— Подозреваю, что вы считаете запах чем-то весьма простым и понятным? — осведомился сержант с улыбкой.
— Запах? А причем тут...
— Запах, доложу я вам, сударь, — самое сложное явление в мире, — наставительно сказал Отвагсон, — и все его тонкости не могут быть восприняты и распутаны человечьим рылом, и понять его суть до конца нельзя, хотя, вот, например, у собак дела с нюхом и пониманием запахов обстоят значительно лучше, чем у людей.
— Это верно, но не нужно забывать, что собаки никуда не годятся как ездоки на велосипедах, — подал голос МакПатрульскин, поворачивая дело другим боком.
— Тут у нас есть такое устройство, — говорил сержант, не прерывая речи даже тогда, когда начинал говорить МакПатрульскин, — которое расщепляет запахи на подзапахи и на межзапахи. Подобным же образом можно расщеплять луч света — с помощью всяких там призм и прочих инструментов. И это все очень, знаете ли, увлекательно и поучительно. Вы даже себе и представить не можете, сколько гадких запахов скрыто в наидушистейшем благоухании очаровательной розы-занозы.

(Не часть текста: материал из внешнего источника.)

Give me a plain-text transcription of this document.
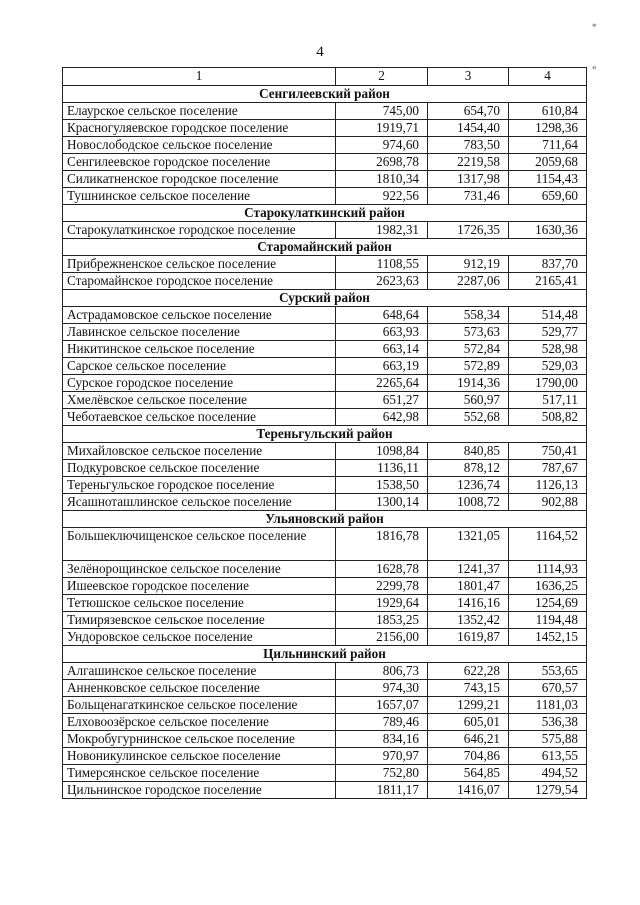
4
*
«
1	2	3	4
Сенгилеевский район			
Елаурское сельское поселение	745,00	654,70	610,84
Красногуляевское городское поселение	1919,71	1454,40	1298,36
Новослободское сельское поселение	974,60	783,50	711,64
Сенгилеевское городское поселение	2698,78	2219,58	2059,68
Силикатненское городское поселение	1810,34	1317,98	1154,43
Тушнинское сельское поселение	922,56	731,46	659,60
Старокулаткинский район			
Старокулаткинское городское поселение	1982,31	1726,35	1630,36
Старомайнский район			
Прибрежненское сельское поселение	1108,55	912,19	837,70
Старомайнское городское поселение	2623,63	2287,06	2165,41
Сурский район			
Астрадамовское сельское поселение	648,64	558,34	514,48
Лавинское сельское поселение	663,93	573,63	529,77
Никитинское сельское поселение	663,14	572,84	528,98
Сарское сельское поселение	663,19	572,89	529,03
Сурское городское поселение	2265,64	1914,36	1790,00
Хмелёвское сельское поселение	651,27	560,97	517,11
Чеботаевское сельское поселение	642,98	552,68	508,82
Тереньгульский район			
Михайловское сельское поселение	1098,84	840,85	750,41
Подкуровское сельское поселение	1136,11	878,12	787,67
Тереньгульское городское поселение	1538,50	1236,74	1126,13
Ясашноташлинское сельское поселение	1300,14	1008,72	902,88
Ульяновский район			
Большеключищенское сельское поселение	1816,78	1321,05	1164,52
Зелёнорощинское сельское поселение	1628,78	1241,37	1114,93
Ишеевское городское поселение	2299,78	1801,47	1636,25
Тетюшское сельское поселение	1929,64	1416,16	1254,69
Тимирязевское сельское поселение	1853,25	1352,42	1194,48
Ундоровское сельское поселение	2156,00	1619,87	1452,15
Цильнинский район			
Алгашинское сельское поселение	806,73	622,28	553,65
Анненковское сельское поселение	974,30	743,15	670,57
Больщенагаткинское сельское поселение	1657,07	1299,21	1181,03
Елховоозёрское сельское поселение	789,46	605,01	536,38
Мокробугурнинское сельское поселение	834,16	646,21	575,88
Новоникулинское сельское поселение	970,97	704,86	613,55
Тимерсянское сельское поселение	752,80	564,85	494,52
Цильнинское городское поселение	1811,17	1416,07	1279,54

— Есть у нас аппарат и для расщепления вкуса, — сообщил МакПатрульскин, — и вот, знаете, вкус поджаренной отбивной на сорок процентов состоит из — вы не поверите! — состоит из...
МакПатрульскин деликатно замолк, но при этом скорчил такую мину, что сразу становилось понятно, из чего на сорок процентов состоит вкус поджаренной отбивной.
— Есть аппарат и для расщепления тактильных ощущений, то бишь осязательных, то бишь того, что ощущается при касании пальцами, — сказал Отвагсон. — Вот, например, вы, наверное, считаете, что нет ничего более гладкого и приятного на ощупь, чем попка молоденькой женщины, однако если это ощущение гладкости по проведении по ней пальцами расщепить, то могу вас заверить, что вам более не захочется гладить женские попки. Это я вам точно говорю, могу даже заверить это свое сообщение торжественной клятвой. Вот такая петрушка. В самой своей середине гладкость состоит из шероховатости, такой же грубой, как воловий зад.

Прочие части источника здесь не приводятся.